Please allow me to introduce you to December’s Storytime Guerrilla of the Month, Kristen Bodine. Kristen is a children’s librarian at the Louisville Public Library in Louisville, Colorado. She is on the Steering Committee of the Colorado Librarians for Early Literacy (CLEL) and blogs weekly early literacy tips on CLEL’s blog. She’s been a children’s librarian for a year and a half, and before that she was a teen librarian. Kristen loves storytime and thinks she has the best job ever. In her spare time she reads, is trying to finish this year’s NaNoWriMo novel, crochets, and loves to cook.
Q: How did you come to be a storytime practitioner?
Kristen: I started my librarian life as a teen librarian. I always wanted to work in youth services, and I loved working with teens, but when I was offered the chance to work with children, I was really excited. I think early literacy is so important, and wanted the opportunity to work with the really young to hook them on books and reading right away. Luckily for me, when I started my job, I had a few months to settle in before I was responsible for running my own storytimes. I used that time to read, read, read as many picture books as possible, and observe storytimes to see what might work for me. It also gave me time to think about the differences in working with teens and kids and how I could apply what I had learned with teens to kids. I feel like the most important thing I’ve figured out is that there’s a huge amount of overlap—both kids and teens can often feel like their voices aren’t heard and are looking for someone to really listen to them and engage with them. That’s something I try to keep in mind in my daily work and in my storytimes.
Q: What’s your philosophy for putting together a storytime?
Kristen: I would say my general philosophy is to make it valuable, make it fun, and make it age appropriate.

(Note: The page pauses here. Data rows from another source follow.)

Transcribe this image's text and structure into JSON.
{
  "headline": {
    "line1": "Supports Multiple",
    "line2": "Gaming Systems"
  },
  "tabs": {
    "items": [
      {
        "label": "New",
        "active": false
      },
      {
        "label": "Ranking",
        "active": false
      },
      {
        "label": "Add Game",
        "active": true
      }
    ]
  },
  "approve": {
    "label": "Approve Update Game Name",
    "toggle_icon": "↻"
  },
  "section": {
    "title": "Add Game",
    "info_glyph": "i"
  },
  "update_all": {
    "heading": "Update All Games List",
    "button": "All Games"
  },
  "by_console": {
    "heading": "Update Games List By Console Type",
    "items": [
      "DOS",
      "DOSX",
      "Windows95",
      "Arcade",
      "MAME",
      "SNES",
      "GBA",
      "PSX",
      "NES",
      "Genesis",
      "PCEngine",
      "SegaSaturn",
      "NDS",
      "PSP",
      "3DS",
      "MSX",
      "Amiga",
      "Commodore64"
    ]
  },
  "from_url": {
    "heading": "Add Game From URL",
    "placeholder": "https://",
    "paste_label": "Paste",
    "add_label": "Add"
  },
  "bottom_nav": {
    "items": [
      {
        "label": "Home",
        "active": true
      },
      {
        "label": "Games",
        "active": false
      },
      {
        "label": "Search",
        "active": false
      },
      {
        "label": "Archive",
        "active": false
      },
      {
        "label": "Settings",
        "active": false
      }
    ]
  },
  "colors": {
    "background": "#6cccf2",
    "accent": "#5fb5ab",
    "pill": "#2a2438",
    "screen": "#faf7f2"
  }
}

I do three storytimes a week: babies, toddlers, and preschoolers. That gives me the opportunity to really gear storytimes to all of these unique age groups and their developmental needs. I want to make sure that parents are walking away with knowledge about early literacy and how storytimes support that. I also want to make sure that the books/rhymes/etc. that I’m choosing are going to work with the age group for whatever storytime I’m planning. What’s most important to me is that I make it fun! Storytime is one of my favorite things every week, and I try to make sure that everything I’m doing in storytime is fun for me, which usually translates to being fun for the kids. So my first questions are: “Am I basing this around early literacy?” and “Is this age appropriate?” After that, I have to ask: “Is it fun?”
Q: What one storytime skill are you really, really great at? Okay, you can share two things.
Kristen: I love being a goofball and getting silly with the kids. I think I get at least as excited as they do when we sing the banana song or do Zoom, Zoom or some of my other favorite action rhymes and fingerplays. I also pick lots of silly books, because yelling, flailing, and overdramatic crying are some of my favorite things to do in storytime. I think another skill I have—and this is definitely a learned skill that I’m honing with every storytime I do—is being incredibly flexible with the storytime plan. If something isn’t working, I’m not afraid to stop it, and move on to the next thing and try that instead.
If you had free reign to try anything in storytime, what would it be?
Kristen: I’d really love to have more instruments and live music in storytime. I saw a presentation by a music teacher who showed us all how she did a drum circle with kids and that made me want to buy a set of storytime drums so badly! My coworker plays the guitar and when she brings it to storytime the magic of live music is so wonderful to watch. I’ve been thinking about trying my hand at learning an instrument of my own to bring that element in—maybe the ukulele.
Q: How do you go about continuing to develop your storytime skills?
Kristen: I’ve been thinking about this a lot lately, as I’ve realized that I’ve become so much more comfortable with storytimes over the past few months, but that every storytime is a learning experience. And I hope I’m never NOT trying new things in storytime and building upon my skill set, to keep it fresh for me and the kids. Trying new things, and learning from them, is the best way to keep getting better at providing storytimes. I also have a wonderful coworker who has a lot of storytime experience, and has been a great sounding board for me to figure out solutions to problems, suggest great books that work really well, and think about how to continually make my storytimes better. I try to attend as many storytime swaps as I can, and whenever I meet another children’s librarian I make sure to ask about his or her favorite books and activities. And the blogosphere has been hugely helpful to me. Children’s librarians are so generous in sharing what they do—I love to read about what other people do in storytime and I’ve learned so much from different blogs that help me to create engaging storytimes.